O mendigo não tinha o direito de expor os tantos detalhes. A moça fez sexo com ele; não deu permissão pra devassar sua privacidade. Homens não têm o direito de contar os feitos íntimos das mulheres com que trepam. Achei que eles soubessem disso. Homens não cansam de me desapontar.

As “revistas” que publicaram a entrevista não deveriam ter feito isso. Não sei dizer se poderiam, dados os limites da liberdade de imprensa. Mas não deveriam. É repugnante. Ouvi dizer que a moça está deprimida diante da repercussão do caso. Ouvi também que ela talvez se aproveite da fama conquistada. Não sei, não a conheço. Só sei que a publicação não mencionava sua autorização.

Mas o que mais me irrita é reação coletiva a isso. A reação do país, das pessoas que conheço, do meu grande amigo. Não se trata apenas de não perceber a violação da intimidade. Trata-se de não compreender o significado disso. Meu grande amigo tem uma orientação política admirável. É um crítico lúcido e contundente dos rumos que o país tem tomado. Mas achou “engraçado” o vídeo. Não percebeu o quanto a misoginia nele implícita (e explícita) reforça os discursos que ele tanto critica. Percebeu, mas relevou, os elogios do mendigo ao presidente.
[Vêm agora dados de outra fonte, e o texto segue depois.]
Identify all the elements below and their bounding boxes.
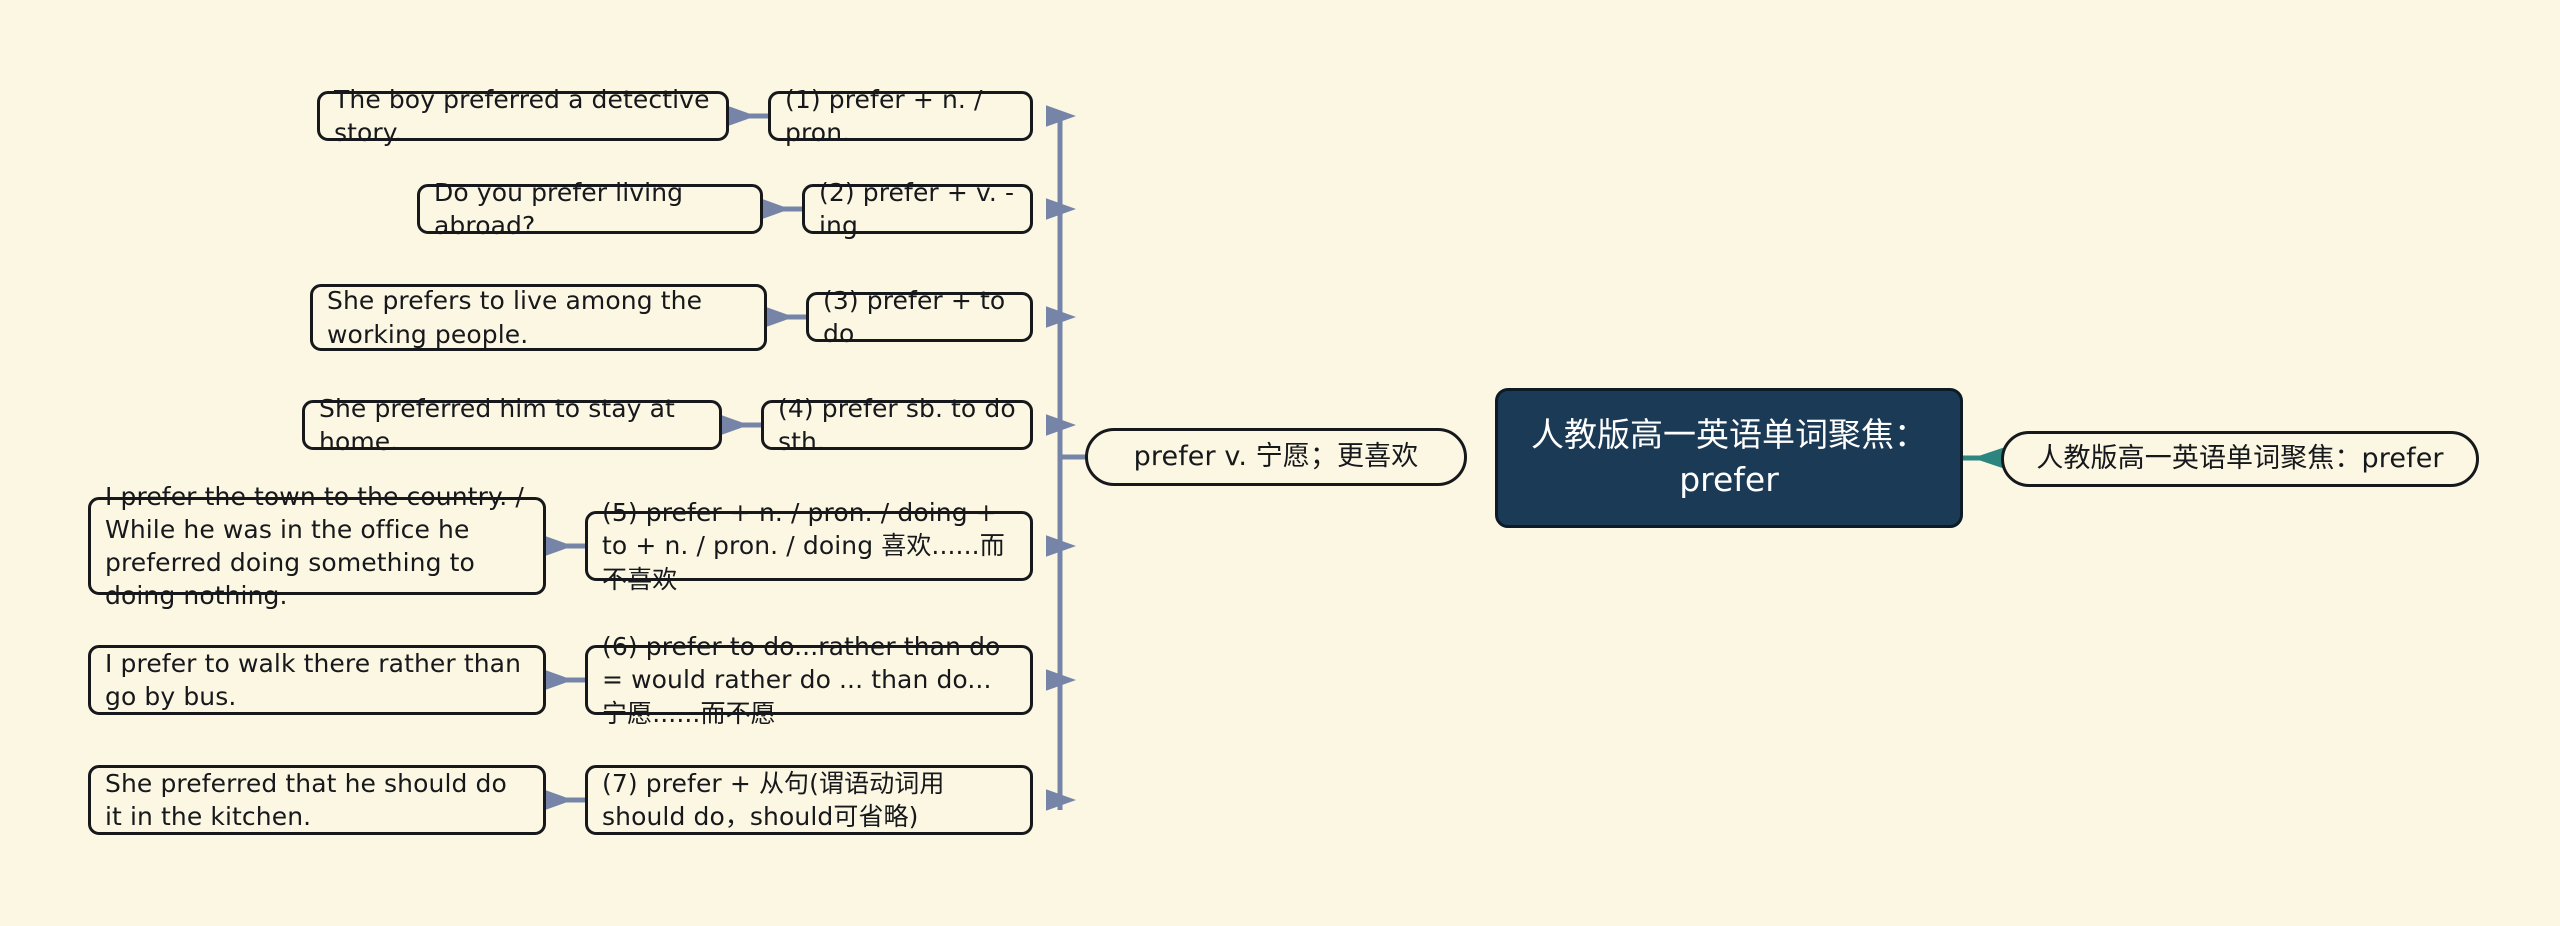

Tomo esse meu amigo apenas como um exemplo. Muitas pessoas que admiro repercutiram a “proeza” do mendigo. Nós, os que devíamos resistir, estamos “rindo” do episódio. Na verdade estamos atarantados. Lesados. Bocas abertas e olhos perdidos. Somos “pautados” por quem deveríamos combater. Somos também gado: vivemos numa sociedade bovina. Somos todos mendigos, às margens da história, esperando gorjetas de entretenimento.

Nossa mendicância é a síntese desse episódio. Nossos ideais, nossos valores, nossa razão – tudo isso é tão pouco que cabe nos bolsos de nossas roupas maltrapilhas. Estamos espalhados por aí, jogados pelos cantos, esperando passivos a mudança por que deveríamos lutar.